Auf diesen Tag habe ich mit meinem Trainer fast ein Jahr intensiv hingearbeitet. Es war ein langer, intensiver, aber auch sehr schöner Weg. Ich bekam nicht einfach einen auszuführenden Trainingsplan. Mein Training wurde täglich angeschaut, diskutiert, abgesprochen, angepasst und es wurde auf mein Körperbefinden und auf meine Bedürfnisse eingegangen. Ich möchte mich bei Fritz für seine professionelle und auf den Athleten eingehende Arbeit ganz herzlich bedanken. Meine Eltern haben mich ebenfalls auf diesem Weg ganz intensiv unterstützt und halfen mir wo sie konnten (Admin/Verpflegung/Fotos usw.). Herzlichen Dank für alles. Ein grosses Dankeschön geht auch an Swiss Athletics mit dem ganzen Betreuungsteam in Berlin. Merci auch meinen Teamkolleginnen, zusammen liefen wir auf den tollen fünften Rang🇨🇭🇨🇭🇨🇭.

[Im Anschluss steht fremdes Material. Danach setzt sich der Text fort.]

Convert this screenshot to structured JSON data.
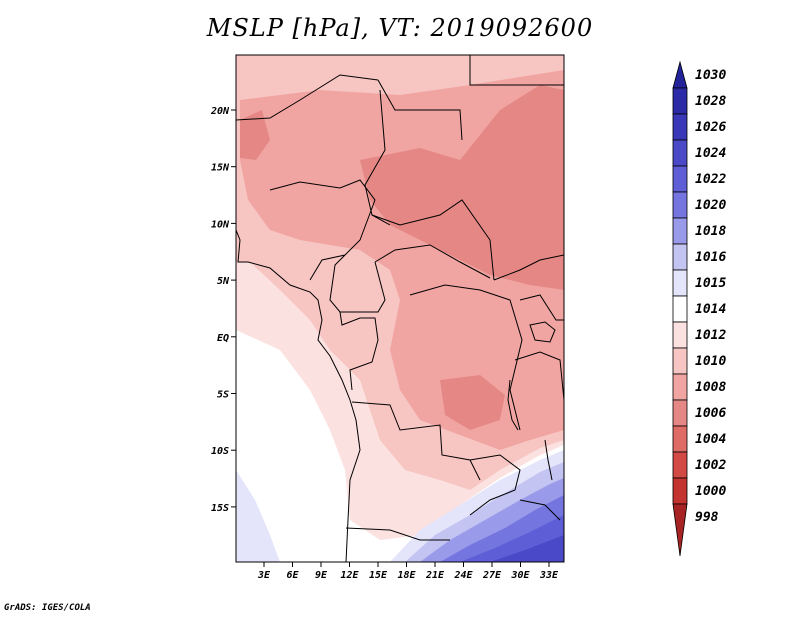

Ich möchte mich jetzt bei allen anderen bedanken die mich irgend auf eine Art und Weise unterstützt haben: Meine ganze Familie, meine Engsten und Freunde, mein Physio- und Massageteam, mein Sportarzt, mein Ausrüster Asics, meine Sponsoren, dem ganzen Fanclub, meinem Verein LV Langenthal allen Fans in Berlin und in der Schweiz, Victor Röthlin für das Kommentieren des Marathons im Fernsehen (so viele Feedbacks im Bezug auf den Marathon auf SRF 1 habe ich noch nie gekriegt. Die halbe Schweiz hat vor dem TV mitgefiebert😉). Alle die ich jetzt vergessen habe, denen gilt ein besonderes Dankeschön😊.